Artists and artworks can be found throughout this collection, from Phillippe Petit to Do Ho Suh and from Richard Long’s A Line Made by Walking to Yayoi Kusama’s Infinity Room. Don’t worry about being familiar with them: Oeding doesn't depend upon these artists but instead uses their works as jumping-off points to discuss motherhood, human connection, artistic confidence, social media, domestic life, and other topics. The speaker stands in a museum, an exhibit, even a meadow, self-conscious of others’ stares but determined to find the truth behind the marble, the brushstrokes, the grass, the lines: “If I ever get an artwork to speak, I hope it just lets its cold teeth chatter.” Around her, strangers argue, chat, cough: “I hear someone cough and it sounds like a timid cough. Another’s cough asks me how I know.”
Motherhood is another overarching topic. While Oeding wipes stains and argues with bees, her daughter Viola, to whom the collection is dedicated, is growing up. Eventually, Viola is making art of her own: “She keeps adding water to the color. She says she is making her own color. It is the color of movement.” She's making her first lines: “My daughter can now spell her name. Inside this sentence, she is already starting to read. She is writing stories without me.”
Oeding also explores human connection in the modern world in this collection. “The Roped Years,” inspired by Linda Montano and Tehching Hsieh’s Rope Piece, for example, investigates the intricacies of interpersonal relationships: “One couple tied each end of a three-foot rope around a wrist. They connected. They touched each other less. They touched each other more. […] They found their rules. They broke them. They danced.” Similarly, “If I Could Give You a Drawn Line” addresses a “you,” casting a tentative thread to bridge the gap between reader and writer, audience and artist, mother and daughter, stranger and stranger: “There is a line that runs from me to you. Someone could walk it like a tightrope. […] Dear Reader, I don’t want to share you with anyone.”
Even as the speaker visits museums and posts on social media, these poems evoke a certain loneliness that is ironically common in the modern age of connectivity: “I think about holding the door for you at the same time I have already gone inside. In fact, I am holding the door right now, because I feel bad about it. […] I know the right space between you and me, when I’ve let go at the right moment, turning away, will land the door somewhat gently in your hands.”
Alongside art, connection, and motherhood, there are ponderings of immaterial concepts like distance, holding, containment, and looking. You’ll encounter intriguing questions: “What is the opposite of cracking an egg?” “What does here mean?” You’ll find contradictions: “My daughter has a cut. It’s pretend. Like everything, it is real.” You’ll find surprising comparisons: “I have thrown confetti at parties and felt like a cornfield.” “I have as many feelings as an umbrella that can’t be opened.” Oeding weaves echoing, wandering lines of free verse that make us feel as though we ourselves are in Yayoi Kusama’s Infinity Room. They’re textured and fun to chew on.

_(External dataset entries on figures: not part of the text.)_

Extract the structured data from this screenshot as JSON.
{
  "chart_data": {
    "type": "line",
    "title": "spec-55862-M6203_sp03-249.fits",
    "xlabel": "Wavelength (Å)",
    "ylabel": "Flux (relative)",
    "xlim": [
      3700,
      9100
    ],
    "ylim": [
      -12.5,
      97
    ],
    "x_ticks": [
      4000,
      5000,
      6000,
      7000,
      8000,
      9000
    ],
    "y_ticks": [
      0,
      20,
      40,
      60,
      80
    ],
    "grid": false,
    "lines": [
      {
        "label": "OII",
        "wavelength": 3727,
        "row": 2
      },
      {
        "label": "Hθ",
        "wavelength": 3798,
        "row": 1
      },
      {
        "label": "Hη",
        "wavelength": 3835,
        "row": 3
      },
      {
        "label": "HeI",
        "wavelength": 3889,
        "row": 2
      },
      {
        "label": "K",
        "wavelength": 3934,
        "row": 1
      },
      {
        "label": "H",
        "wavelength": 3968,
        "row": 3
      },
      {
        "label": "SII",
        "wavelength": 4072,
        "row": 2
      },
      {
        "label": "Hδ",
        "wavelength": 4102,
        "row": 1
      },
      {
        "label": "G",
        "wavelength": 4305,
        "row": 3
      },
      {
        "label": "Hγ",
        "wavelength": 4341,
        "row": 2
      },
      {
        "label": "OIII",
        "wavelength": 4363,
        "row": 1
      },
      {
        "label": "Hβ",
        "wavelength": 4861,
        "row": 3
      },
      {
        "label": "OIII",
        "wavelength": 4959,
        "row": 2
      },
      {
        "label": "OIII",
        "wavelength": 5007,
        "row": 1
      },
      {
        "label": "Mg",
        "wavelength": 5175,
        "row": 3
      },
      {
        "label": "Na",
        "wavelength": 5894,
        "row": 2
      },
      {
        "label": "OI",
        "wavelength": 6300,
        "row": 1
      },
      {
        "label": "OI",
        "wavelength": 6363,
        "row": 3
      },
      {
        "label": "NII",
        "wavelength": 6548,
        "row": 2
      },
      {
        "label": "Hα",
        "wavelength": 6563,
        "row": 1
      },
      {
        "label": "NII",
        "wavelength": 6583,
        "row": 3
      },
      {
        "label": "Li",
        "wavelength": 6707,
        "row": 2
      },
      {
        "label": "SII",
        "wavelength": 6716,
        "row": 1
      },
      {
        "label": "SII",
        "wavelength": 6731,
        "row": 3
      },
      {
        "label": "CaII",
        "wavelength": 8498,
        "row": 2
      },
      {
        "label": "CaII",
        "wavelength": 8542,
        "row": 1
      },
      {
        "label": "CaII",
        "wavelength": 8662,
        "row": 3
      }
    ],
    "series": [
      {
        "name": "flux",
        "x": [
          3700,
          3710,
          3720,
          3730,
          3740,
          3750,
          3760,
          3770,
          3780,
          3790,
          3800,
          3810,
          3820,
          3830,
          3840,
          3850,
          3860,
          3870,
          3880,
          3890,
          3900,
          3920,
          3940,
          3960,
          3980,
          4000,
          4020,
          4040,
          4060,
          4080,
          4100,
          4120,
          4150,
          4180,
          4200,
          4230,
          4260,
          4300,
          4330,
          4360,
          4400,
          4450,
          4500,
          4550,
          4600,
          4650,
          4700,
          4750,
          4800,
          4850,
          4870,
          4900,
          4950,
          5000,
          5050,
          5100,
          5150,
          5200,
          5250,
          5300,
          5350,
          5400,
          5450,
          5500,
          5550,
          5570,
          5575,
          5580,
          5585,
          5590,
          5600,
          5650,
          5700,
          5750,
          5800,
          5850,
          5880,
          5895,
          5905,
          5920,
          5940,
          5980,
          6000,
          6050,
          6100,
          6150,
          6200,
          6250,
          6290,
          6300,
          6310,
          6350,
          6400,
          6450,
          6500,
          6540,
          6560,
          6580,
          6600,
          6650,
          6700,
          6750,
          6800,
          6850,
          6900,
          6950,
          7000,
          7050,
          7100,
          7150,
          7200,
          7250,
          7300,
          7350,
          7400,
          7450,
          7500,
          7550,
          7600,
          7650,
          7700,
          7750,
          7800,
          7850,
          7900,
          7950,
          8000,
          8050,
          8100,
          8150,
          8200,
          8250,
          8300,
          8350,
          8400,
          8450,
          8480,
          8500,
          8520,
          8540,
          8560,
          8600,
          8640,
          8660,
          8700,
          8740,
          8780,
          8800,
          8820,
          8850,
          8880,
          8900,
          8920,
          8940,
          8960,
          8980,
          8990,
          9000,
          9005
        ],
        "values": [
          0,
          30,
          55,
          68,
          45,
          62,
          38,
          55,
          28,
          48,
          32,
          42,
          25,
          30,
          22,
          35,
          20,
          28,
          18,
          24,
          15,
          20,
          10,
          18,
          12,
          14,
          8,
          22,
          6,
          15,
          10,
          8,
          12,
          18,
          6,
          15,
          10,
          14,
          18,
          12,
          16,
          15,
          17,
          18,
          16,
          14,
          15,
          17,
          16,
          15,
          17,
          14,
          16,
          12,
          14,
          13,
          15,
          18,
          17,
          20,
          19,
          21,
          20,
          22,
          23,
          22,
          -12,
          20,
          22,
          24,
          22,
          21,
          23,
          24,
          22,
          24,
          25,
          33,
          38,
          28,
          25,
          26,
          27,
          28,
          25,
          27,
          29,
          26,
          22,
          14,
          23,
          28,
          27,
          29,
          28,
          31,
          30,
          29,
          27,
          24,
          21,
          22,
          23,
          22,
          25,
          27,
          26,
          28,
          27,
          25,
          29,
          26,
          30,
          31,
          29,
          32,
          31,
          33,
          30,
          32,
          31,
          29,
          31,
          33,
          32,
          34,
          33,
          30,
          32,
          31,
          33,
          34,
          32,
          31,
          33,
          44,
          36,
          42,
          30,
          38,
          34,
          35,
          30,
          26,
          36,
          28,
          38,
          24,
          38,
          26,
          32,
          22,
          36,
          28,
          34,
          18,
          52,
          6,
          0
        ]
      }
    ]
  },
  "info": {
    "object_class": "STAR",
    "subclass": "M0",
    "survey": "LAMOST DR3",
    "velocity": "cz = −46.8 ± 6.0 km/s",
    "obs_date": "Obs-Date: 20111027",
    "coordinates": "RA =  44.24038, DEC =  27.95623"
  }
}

If I Could Give You a Line is a testament to the intricacies of the modern mother, the modern artist, the modern human. Here we have a person working to line everything up so she can find her place among the artists and the strangers. Here we have a mother probing the world just like her young daughter. “We react yes or no to the art within a few seconds of being in front of it, like we do toward a person.” Oeding refuses to let us disregard her work with a simple yes or no. These subtly sophisticated poems demand multiple readings, and each time you’ll find something new. Pick up your copy of If I Could Give You a Line today.